Of course, to be credible, heroes must also have tragic flaws. Thus, Pratt's eagerness to perform difficult procedures results in his breaking a patient's neck during intubation, causing the patient to become a quadriplegic. But this is the mistake of a real player, someone who holds lives in his hands. At another point in the episode, Pratt's heroism supposedly saves a life, lest we miss the point about the dramatic up and down life of a physician. But "ER" has rarely if ever suggested that nurses have that kind of power. Of course, they do, as research about the effects of nurse short-staffing shows.
Often, the heroism of "ER" physicians takes the form of actions that nurses do in real life. The defibrillation example is painfully obvious, and this episode did not shy away from it just because the Center has placed it in news articles worldwide--one scene had intern Michael Gallant performing a defibrillation. And Gallant also helpfully performed other nursing tasks, such as calling out how much blood had been infused in a coding patient, and how much time had elapsed since the last injection of epinephrine. Of course, since Lockhart was in medical student mode in that scene, there were no nurses present at all.

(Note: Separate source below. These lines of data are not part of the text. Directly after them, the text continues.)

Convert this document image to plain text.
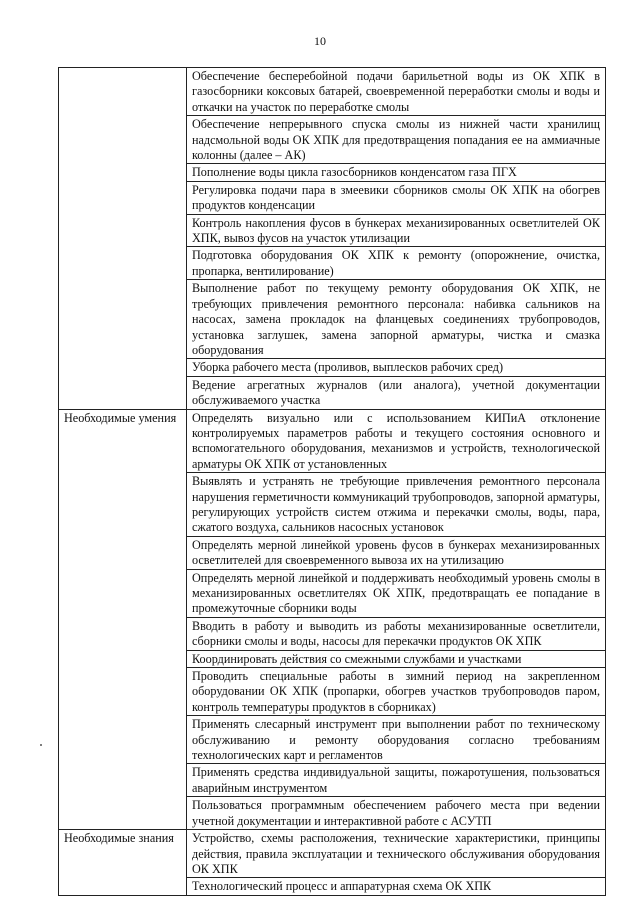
10
	Обеспечение бесперебойной подачи барильетной воды из ОК ХПК в газосборники коксовых батарей, своевременной переработки смолы и воды и откачки на участок по переработке смолы
	Обеспечение непрерывного спуска смолы из нижней части хранилищ надсмольной воды ОК ХПК для предотвращения попадания ее на аммиачные колонны (далее – АК)
	Пополнение воды цикла газосборников конденсатом газа ПГХ
	Регулировка подачи пара в змеевики сборников смолы ОК ХПК на обогрев продуктов конденсации
	Контроль накопления фусов в бункерах механизированных осветлителей ОК ХПК, вывоз фусов на участок утилизации
	Подготовка оборудования ОК ХПК к ремонту (опорожнение, очистка, пропарка, вентилирование)
	Выполнение работ по текущему ремонту оборудования ОК ХПК, не требующих привлечения ремонтного персонала: набивка сальников на насосах, замена прокладок на фланцевых соединениях трубопроводов, установка заглушек, замена запорной арматуры, чистка и смазка оборудования
	Уборка рабочего места (проливов, выплесков рабочих сред)
	Ведение агрегатных журналов (или аналога), учетной документации обслуживаемого участка
Необходимые умения	Определять визуально или с использованием КИПиА отклонение контролируемых параметров работы и текущего состояния основного и вспомогательного оборудования, механизмов и устройств, технологической арматуры ОК ХПК от установленных
	Выявлять и устранять не требующие привлечения ремонтного персонала нарушения герметичности коммуникаций трубопроводов, запорной арматуры, регулирующих устройств систем отжима и перекачки смолы, воды, пара, сжатого воздуха, сальников насосных установок
	Определять мерной линейкой уровень фусов в бункерах механизированных осветлителей для своевременного вывоза их на утилизацию
	Определять мерной линейкой и поддерживать необходимый уровень смолы в механизированных осветлителях ОК ХПК, предотвращать ее попадание в промежуточные сборники воды
	Вводить в работу и выводить из работы механизированные осветлители, сборники смолы и воды, насосы для перекачки продуктов ОК ХПК
	Координировать действия со смежными службами и участками
	Проводить специальные работы в зимний период на закрепленном оборудовании ОК ХПК (пропарки, обогрев участков трубопроводов паром, контроль температуры продуктов в сборниках)
	Применять слесарный инструмент при выполнении работ по техническому обслуживанию и ремонту оборудования согласно требованиям технологических карт и регламентов
	Применять средства индивидуальной защиты, пожаротушения, пользоваться аварийным инструментом
	Пользоваться программным обеспечением рабочего места при ведении учетной документации и интерактивной работе с АСУТП
Необходимые знания	Устройство, схемы расположения, технические характеристики, принципы действия, правила эксплуатации и технического обслуживания оборудования ОК ХПК
	Технологический процесс и аппаратурная схема ОК ХПК
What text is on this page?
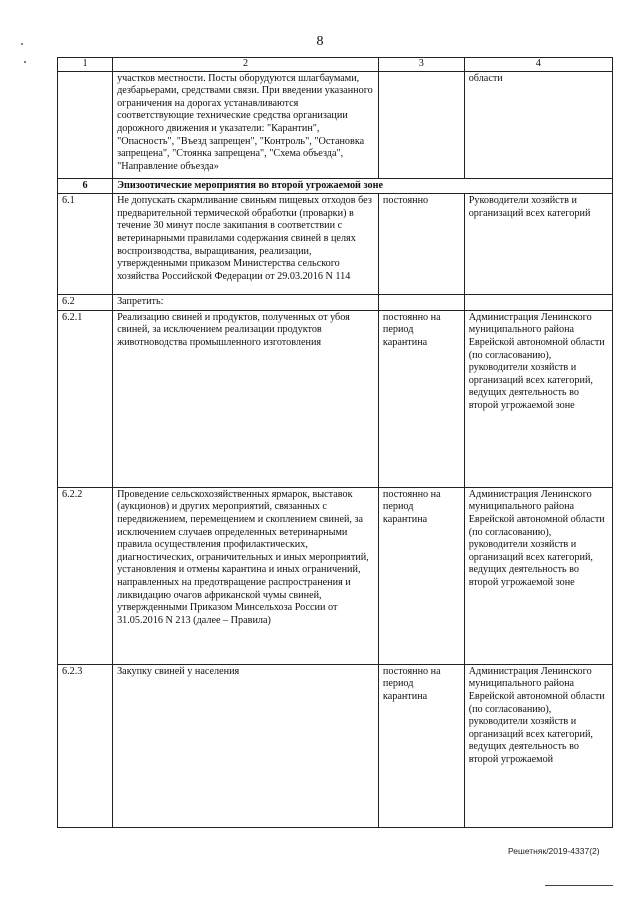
8
1	2	3	4
	участков местности. Посты оборудуются шлагбаумами, дезбарьерами, средствами связи. При введении указанного ограничения на дорогах устанавливаются соответствующие технические средства организации дорожного движения и указатели: "Карантин", "Опасность", "Въезд запрещен", "Контроль", "Остановка запрещена", "Стоянка запрещена", "Схема объезда", "Направление объезда»		области
6	Эпизоотические мероприятия во второй угрожаемой зоне		
6.1	Не допускать скармливание свиньям пищевых отходов без предварительной термической обработки (проварки) в течение 30 минут после закипания в соответствии с ветеринарными правилами содержания свиней в целях воспроизводства, выращивания, реализации, утвержденными приказом Министерства сельского хозяйства Российской Федерации от 29.03.2016 N 114	постоянно	Руководители хозяйств и организаций всех категорий
6.2	Запретить:		
6.2.1	Реализацию свиней и продуктов, полученных от убоя свиней, за исключением реализации продуктов животноводства промышленного изготовления	постоянно на период карантина	Администрация Ленинского муниципального района Еврейской автономной области (по согласованию), руководители хозяйств и организаций всех категорий, ведущих деятельность во второй угрожаемой зоне
6.2.2	Проведение сельскохозяйственных ярмарок, выставок (аукционов) и других мероприятий, связанных с передвижением, перемещением и скоплением свиней, за исключением случаев определенных ветеринарными правила осуществления профилактических, диагностических, ограничительных и иных мероприятий, установления и отмены карантина и иных ограничений, направленных на предотвращение распространения и ликвидацию очагов африканской чумы свиней, утвержденными Приказом Минсельхоза России от 31.05.2016 N 213 (далее – Правила)	постоянно на период карантина	Администрация Ленинского муниципального района Еврейской автономной области (по согласованию), руководители хозяйств и организаций всех категорий, ведущих деятельность во второй угрожаемой зоне
6.2.3	Закупку свиней у населения	постоянно на период карантина	Администрация Ленинского муниципального района Еврейской автономной области (по согласованию), руководители хозяйств и организаций всех категорий, ведущих деятельность во второй угрожаемой
Решетняк/2019-4337(2)
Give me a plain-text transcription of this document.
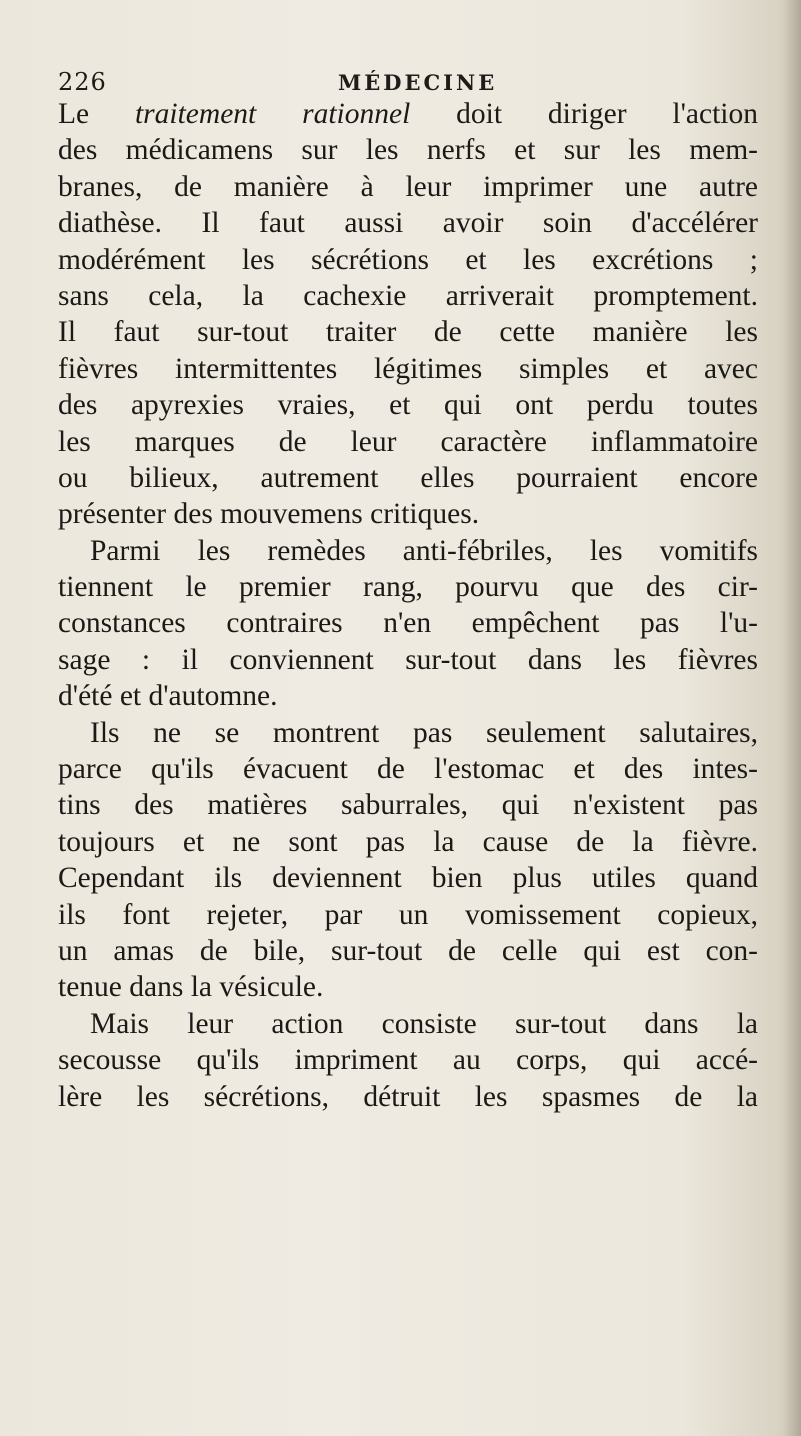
226	MÉDECINE
Le traitement rationnel doit diriger l'action
des médicamens sur les nerfs et sur les mem-
branes, de manière à leur imprimer une autre
diathèse. Il faut aussi avoir soin d'accélérer
modérément les sécrétions et les excrétions ;
sans cela, la cachexie arriverait promptement.
Il faut sur-tout traiter de cette manière les
fièvres intermittentes légitimes simples et avec
des apyrexies vraies, et qui ont perdu toutes
les marques de leur caractère inflammatoire
ou bilieux, autrement elles pourraient encore
présenter des mouvemens critiques.
Parmi les remèdes anti-fébriles, les vomitifs
tiennent le premier rang, pourvu que des cir-
constances contraires n'en empêchent pas l'u-
sage : il conviennent sur-tout dans les fièvres
d'été et d'automne.
Ils ne se montrent pas seulement salutaires,
parce qu'ils évacuent de l'estomac et des intes-
tins des matières saburrales, qui n'existent pas
toujours et ne sont pas la cause de la fièvre.
Cependant ils deviennent bien plus utiles quand
ils font rejeter, par un vomissement copieux,
un amas de bile, sur-tout de celle qui est con-
tenue dans la vésicule.
Mais leur action consiste sur-tout dans la
secousse qu'ils impriment au corps, qui accé-
lère les sécrétions, détruit les spasmes de la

Perhaps the most striking example of physician usurpation of the nursing role was Pratt's triumphant visit to computerized tomography scan (CT) with a critical car crash victim, a medical student--and no nurses. At CT, as the medical student asks questions revealing Pratt's expertise, the resident insists on exposing himself to radiation so that he can hand-squeeze blood in to maintain the patient's blood pressure during the 20-second scan. He thus gets the information about the patient's aneurysm needed for successful surgery, as the surgeon Corday stops by to confirm.
This is nothing short of absurd. While physicians do at times accompany nurses on such CT missions, they are primarily the nurses' responsibility, and to send such a critical patient without a nurse would be dangerous. Here, it also resulted in a physician taking over the nursing duties of transfusion and IV infusion, and a CT tech performing the nursing task of monitoring the blood pressure. And squeezing in blood by hand would have had virtually no effect in the short time a scan takes, making the whole premise of Pratt's supposed heroism ludicrous. In addition, CT contrast would never be given through the port on blood transfusion tubing, a maneuver that would actually be dangerous. A nurse advisor could have told the show all this. Clearly, "ER"'s failure to consult nurses not only hurts nursing, but also leads to wild inaccuracies that detract from its overall credibility.
As usual, the "ER" physicians also demonstrate their "master and commander" status by telling nurses to do things that real nurses would know at least as well as the physicians and/or already be doing. For instance, at one point Kovac tells Taggart to prime the rapid infuser for a patient losing a lot of blood--as if an ED nurse wouldn't know that. When Taggart is leaving to deal with her son, Pratt tells her she has to find another nurse to replace her--as if she wouldn't know that, and as if physicians have any responsibility for those arrangements anyway.
"Touch and Go" is another apparent attempt to show that "ER" does value nurses, which we obviously encourage. Unfortunately, it amounts to little more than a pat on the head beset by physician-centric inaccuracies and, ultimately, disrespect.